Aidan Corcoran, who heads our European macro effort, and I recently spent time traveling across Europe, with informative stops in Frankfurt and London. If there is one take-away that resonated for us after all of our meetings, it can be summed in the quote often attributed to Mark Twain that the “reports of my death are greatly exaggerated”.
We get it. Europe is never going to be a growth powerhouse, especially given the ECB's single mandate on inflation (not both inflation and growth), its challenging demographic profile, and its geopolitical position in today’s world order. However, it is doing just fine. In fact, it is likely doing better than most investors think, and therein lies the opportunity, especially in the private markets. Just consider that over the past six years, Europe has been the best performing region on the KKR balance sheet on a combined basis across all asset classes.
In terms of our main observations, we note the five key takeaways from our trip:
- Europe has stickier inflation than most developed markets; unlike in the U.S., goods inflation has not come down very much. All told, goods inflation was still running at 8.1% in Europe as of March, which is 650 basis points above the U.S (Exhibit 7). Moreover, the broadening out of inflation across the region has kept non-energy industrial goods (i.e., those more isolated from the energy crisis) still running at 6.6%, and unfortunately, we see few signs of a quick return to the ECB’s target of two percent. Meanwhile, rising wages and decent demand for leisure and travel are keeping services inflation running at 5.1%, which compares to 2.7% a year ago and 7.2% in the U.S.
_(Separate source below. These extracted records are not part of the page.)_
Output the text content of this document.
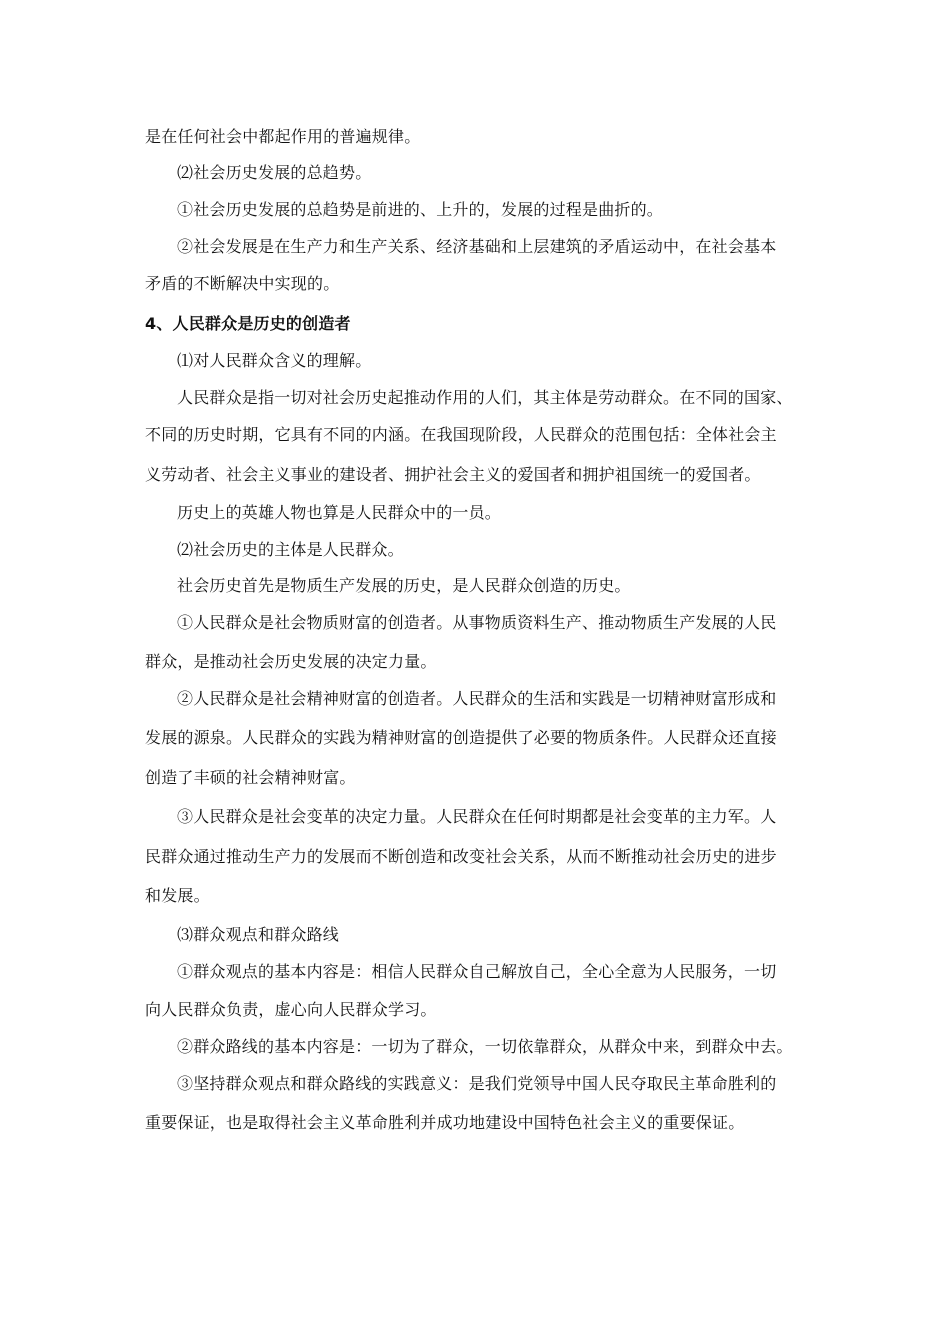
是在任何社会中都起作用的普遍规律。
⑵社会历史发展的总趋势。
①社会历史发展的总趋势是前进的、上升的，发展的过程是曲折的。
②社会发展是在生产力和生产关系、经济基础和上层建筑的矛盾运动中，在社会基本
矛盾的不断解决中实现的。
4、人民群众是历史的创造者
⑴对人民群众含义的理解。
人民群众是指一切对社会历史起推动作用的人们，其主体是劳动群众。在不同的国家、
不同的历史时期，它具有不同的内涵。在我国现阶段，人民群众的范围包括：全体社会主
义劳动者、社会主义事业的建设者、拥护社会主义的爱国者和拥护祖国统一的爱国者。
历史上的英雄人物也算是人民群众中的一员。
⑵社会历史的主体是人民群众。
社会历史首先是物质生产发展的历史，是人民群众创造的历史。
①人民群众是社会物质财富的创造者。从事物质资料生产、推动物质生产发展的人民
群众，是推动社会历史发展的决定力量。
②人民群众是社会精神财富的创造者。人民群众的生活和实践是一切精神财富形成和
发展的源泉。人民群众的实践为精神财富的创造提供了必要的物质条件。人民群众还直接
创造了丰硕的社会精神财富。
③人民群众是社会变革的决定力量。人民群众在任何时期都是社会变革的主力军。人
民群众通过推动生产力的发展而不断创造和改变社会关系，从而不断推动社会历史的进步
和发展。
⑶群众观点和群众路线
①群众观点的基本内容是：相信人民群众自己解放自己，全心全意为人民服务，一切
向人民群众负责，虚心向人民群众学习。
②群众路线的基本内容是：一切为了群众，一切依靠群众，从群众中来，到群众中去。
③坚持群众观点和群众路线的实践意义：是我们党领导中国人民夺取民主革命胜利的
重要保证，也是取得社会主义革命胜利并成功地建设中国特色社会主义的重要保证。
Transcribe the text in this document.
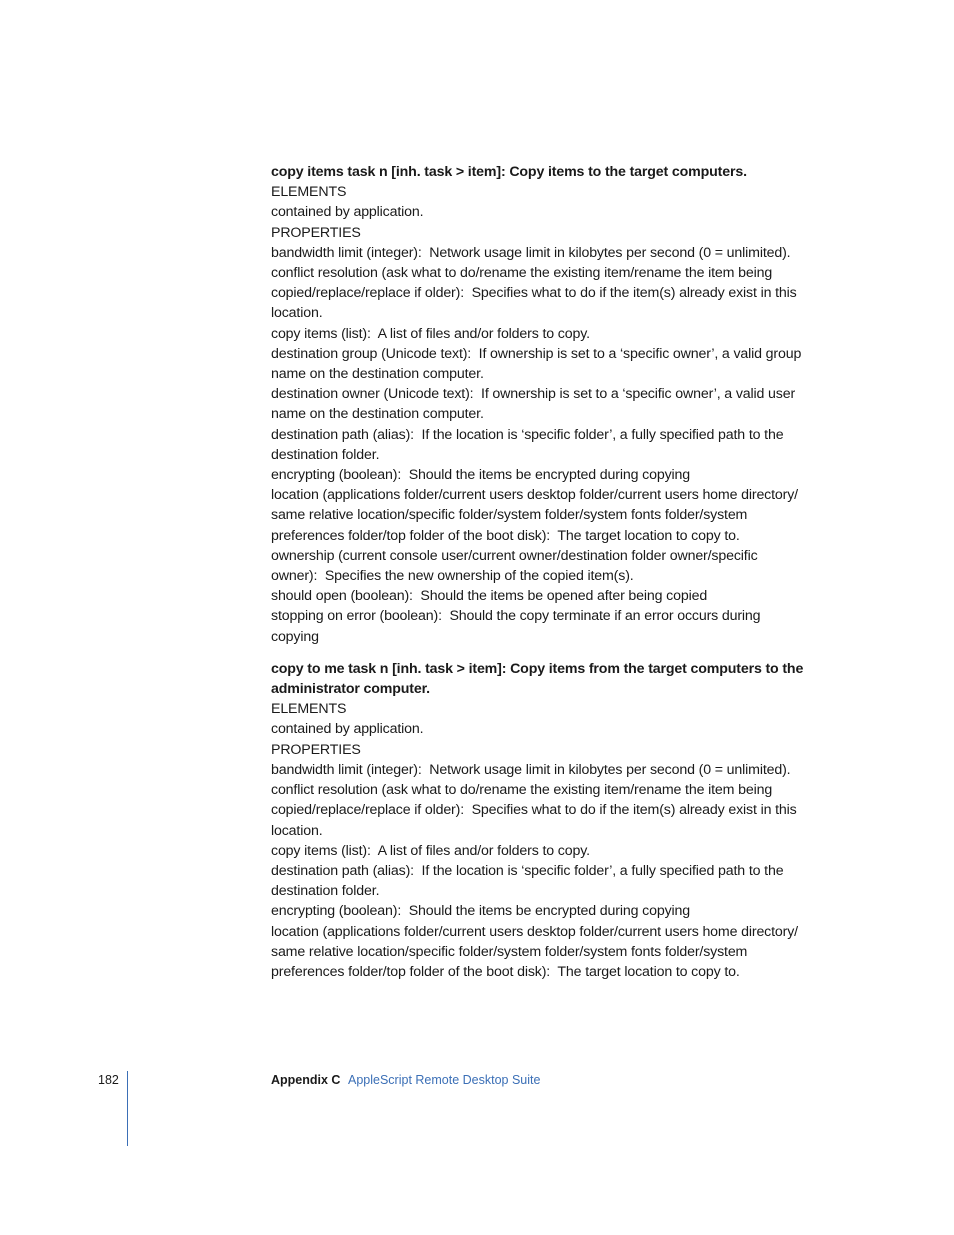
copy items task n [inh. task > item]: Copy items to the target computers.
ELEMENTS
contained by application.
PROPERTIES
bandwidth limit (integer):  Network usage limit in kilobytes per second (0 = unlimited).
conflict resolution (ask what to do/rename the existing item/rename the item being
copied/replace/replace if older):  Specifies what to do if the item(s) already exist in this
location.
copy items (list):  A list of files and/or folders to copy.
destination group (Unicode text):  If ownership is set to a ‘specific owner’, a valid group
name on the destination computer.
destination owner (Unicode text):  If ownership is set to a ‘specific owner’, a valid user
name on the destination computer.
destination path (alias):  If the location is ‘specific folder’, a fully specified path to the
destination folder.
encrypting (boolean):  Should the items be encrypted during copying
location (applications folder/current users desktop folder/current users home directory/
same relative location/specific folder/system folder/system fonts folder/system
preferences folder/top folder of the boot disk):  The target location to copy to.
ownership (current console user/current owner/destination folder owner/specific
owner):  Specifies the new ownership of the copied item(s).
should open (boolean):  Should the items be opened after being copied
stopping on error (boolean):  Should the copy terminate if an error occurs during
copying
copy to me task n [inh. task > item]: Copy items from the target computers to the
administrator computer.
ELEMENTS
contained by application.
PROPERTIES
bandwidth limit (integer):  Network usage limit in kilobytes per second (0 = unlimited).
conflict resolution (ask what to do/rename the existing item/rename the item being
copied/replace/replace if older):  Specifies what to do if the item(s) already exist in this
location.
copy items (list):  A list of files and/or folders to copy.
destination path (alias):  If the location is ‘specific folder’, a fully specified path to the
destination folder.
encrypting (boolean):  Should the items be encrypted during copying
location (applications folder/current users desktop folder/current users home directory/
same relative location/specific folder/system folder/system fonts folder/system
preferences folder/top folder of the boot disk):  The target location to copy to.
182	Appendix C AppleScript Remote Desktop Suite
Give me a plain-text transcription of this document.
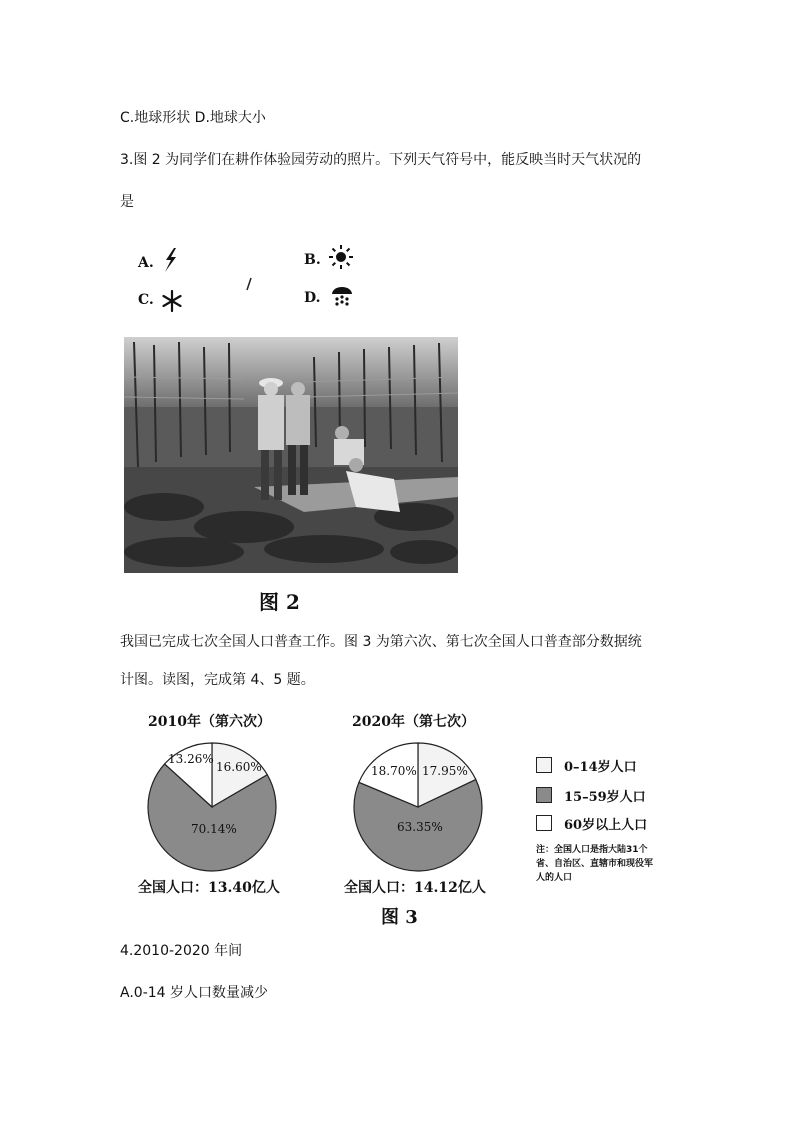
C.地球形状 D.地球大小
3.图 2 为同学们在耕作体验园劳动的照片。下列天气符号中，能反映当时天气状况的
是
A.	B.
C.	D.
图 2
我国已完成七次全国人口普查工作。图 3 为第六次、第七次全国人口普查部分数据统
计图。读图，完成第 4、5 题。
2010年（第六次）	2020年（第七次）
16.60%
70.14%
13.26%
17.95%
63.35%
18.70%
全国人口：13.40亿人	全国人口：14.12亿人
0–14岁人口
15–59岁人口
60岁以上人口
注：全国人口是指大陆31个省、自治区、直辖市和现役军人的人口
图 3
4.2010-2020 年间
A.0-14 岁人口数量减少
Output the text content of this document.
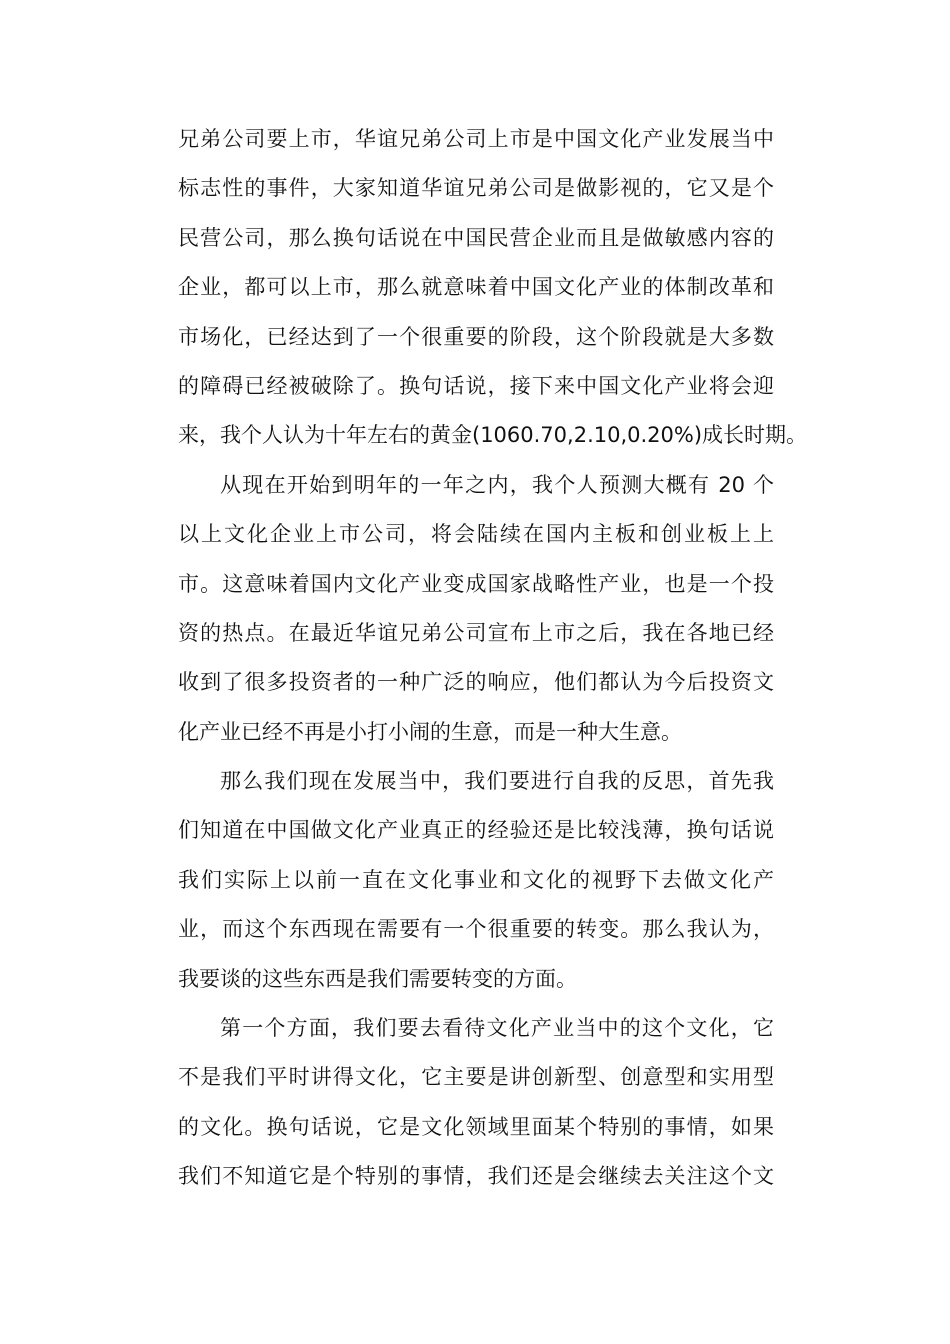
兄弟公司要上市，华谊兄弟公司上市是中国文化产业发展当中
标志性的事件，大家知道华谊兄弟公司是做影视的，它又是个
民营公司，那么换句话说在中国民营企业而且是做敏感内容的
企业，都可以上市，那么就意味着中国文化产业的体制改革和
市场化，已经达到了一个很重要的阶段，这个阶段就是大多数
的障碍已经被破除了。换句话说，接下来中国文化产业将会迎
来，我个人认为十年左右的黄金(1060.70,2.10,0.20%)成长时期。
从现在开始到明年的一年之内，我个人预测大概有 20 个
以上文化企业上市公司，将会陆续在国内主板和创业板上上
市。这意味着国内文化产业变成国家战略性产业，也是一个投
资的热点。在最近华谊兄弟公司宣布上市之后，我在各地已经
收到了很多投资者的一种广泛的响应，他们都认为今后投资文
化产业已经不再是小打小闹的生意，而是一种大生意。
那么我们现在发展当中，我们要进行自我的反思，首先我
们知道在中国做文化产业真正的经验还是比较浅薄，换句话说
我们实际上以前一直在文化事业和文化的视野下去做文化产
业，而这个东西现在需要有一个很重要的转变。那么我认为，
我要谈的这些东西是我们需要转变的方面。
第一个方面，我们要去看待文化产业当中的这个文化，它
不是我们平时讲得文化，它主要是讲创新型、创意型和实用型
的文化。换句话说，它是文化领域里面某个特别的事情，如果
我们不知道它是个特别的事情，我们还是会继续去关注这个文
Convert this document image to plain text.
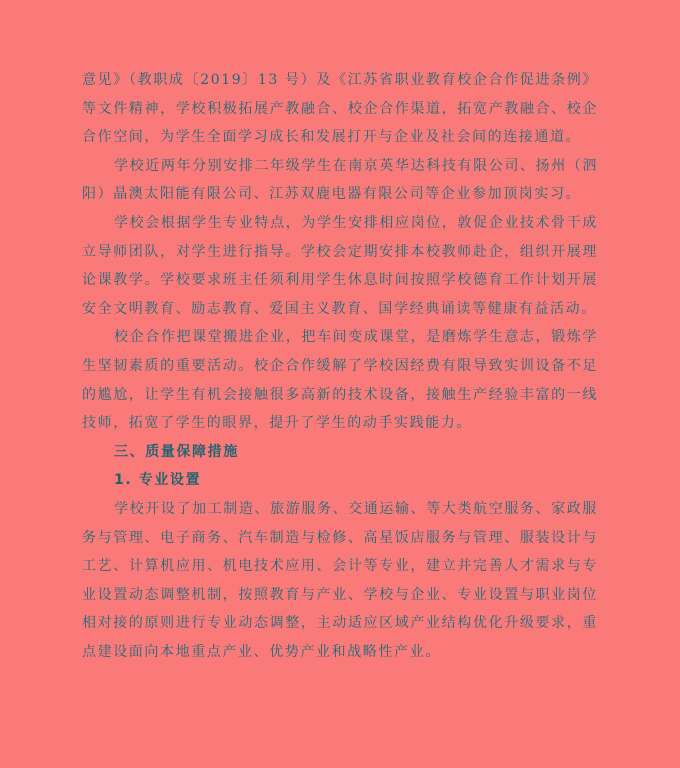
意见》（教职成〔2019〕13 号）及《江苏省职业教育校企合作促进条例》等文件精神，学校积极拓展产教融合、校企合作渠道，拓宽产教融合、校企合作空间，为学生全面学习成长和发展打开与企业及社会间的连接通道。

学校近两年分别安排二年级学生在南京英华达科技有限公司、扬州（泗阳）晶澳太阳能有限公司、江苏双鹿电器有限公司等企业参加顶岗实习。

学校会根据学生专业特点，为学生安排相应岗位，敦促企业技术骨干成立导师团队，对学生进行指导。学校会定期安排本校教师赴企，组织开展理论课教学。学校要求班主任须利用学生休息时间按照学校德育工作计划开展安全文明教育、励志教育、爱国主义教育、国学经典诵读等健康有益活动。

校企合作把课堂搬进企业，把车间变成课堂，是磨炼学生意志，锻炼学生坚韧素质的重要活动。校企合作缓解了学校因经费有限导致实训设备不足的尴尬，让学生有机会接触很多高新的技术设备，接触生产经验丰富的一线技师，拓宽了学生的眼界，提升了学生的动手实践能力。

三、质量保障措施
1. 专业设置

学校开设了加工制造、旅游服务、交通运输、等大类航空服务、家政服务与管理、电子商务、汽车制造与检修、高星饭店服务与管理、服装设计与工艺、计算机应用、机电技术应用、会计等专业，建立并完善人才需求与专业设置动态调整机制，按照教育与产业、学校与企业、专业设置与职业岗位相对接的原则进行专业动态调整，主动适应区域产业结构优化升级要求，重点建设面向本地重点产业、优势产业和战略性产业。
- Given that the ECB’s singular focus is on inflation, Europe will probably need to run the tightest monetary policy this cycle. This backdrop continues to argue for a higher euro relative to the dollar, and it also means that the cost of capital for this region will be higher on a relative basis this tightening cycle than in the past. However, given structurally lower growth, there are limits to how high rates can go, which likely means allocators, especially including insurance companies, will ultimately need to harness the illiquidity premium to generate the returns they need to satisfy their liabilities. Consistent with this view on the ECB’s focus, Aidan and his team remain above consensus on the direction of short rates. Specifically, they are looking for the ECB deposit rate to peak at 3.75% by September 2023, with cuts beginning only in mid-2024 and the depo rate ultimately resting at 2.5%.
- It is not too late to invest behind our KKR theme of ‘experiences over things’ in Europe. Travel and tourism are booming, but we think that ‘revenge spending’ will boost the services share of GDP from below trend to well above trend. Indeed, similar to what happened after World War II and 9/11, consumer spending on travel, dinners, entertainment, etc., will surprise on the upside, despite a lack of real wage growth. Meanwhile, data, towers, and parts of telecoms are still very investible themes.
- Europe is near the top of the pack on two other global mega-investment themes: the energy transition and the security of everything. There are no red versus blue state debates in Europe. Everyone is behind the energy transition, and as such, Europe has emerged as a leader in this area. At the same time, Russia’s invasion of Ukraine has accelerated the ‘security of everything’. Redundancy spending on energy, data, transportation, and security are providing an important buffer during this slowdown. Meaningfully, it is taking the form of both opex and capex this cycle.
- Brexit has led to a different experience for the United Kingdom than in the rest of the Eurozone, as supply-side disruption in several spheres has compounded inflationary pressures despite anemic growth when compared to the rest of Europe. The readjustment of supply chains and increased red tape have kept food inflation high. Also, at the height of the energy crisis, limited gas storage led to greater price volatility. Finally, the structurally tight labor pool (with net migration from Europe falling off) has kept alive the specter of a wage-inflation spiral. All of these factors have tested the relative dovishness of the Bank of England.
Like the U.S., Services Over Goods Is Also the Story in Europe
So, despite a lot of negative investor sentiment, most of what we saw and heard during our trip has reinforced our conviction that the Eurozone will again put up an acceptable GDP growth number in 2023.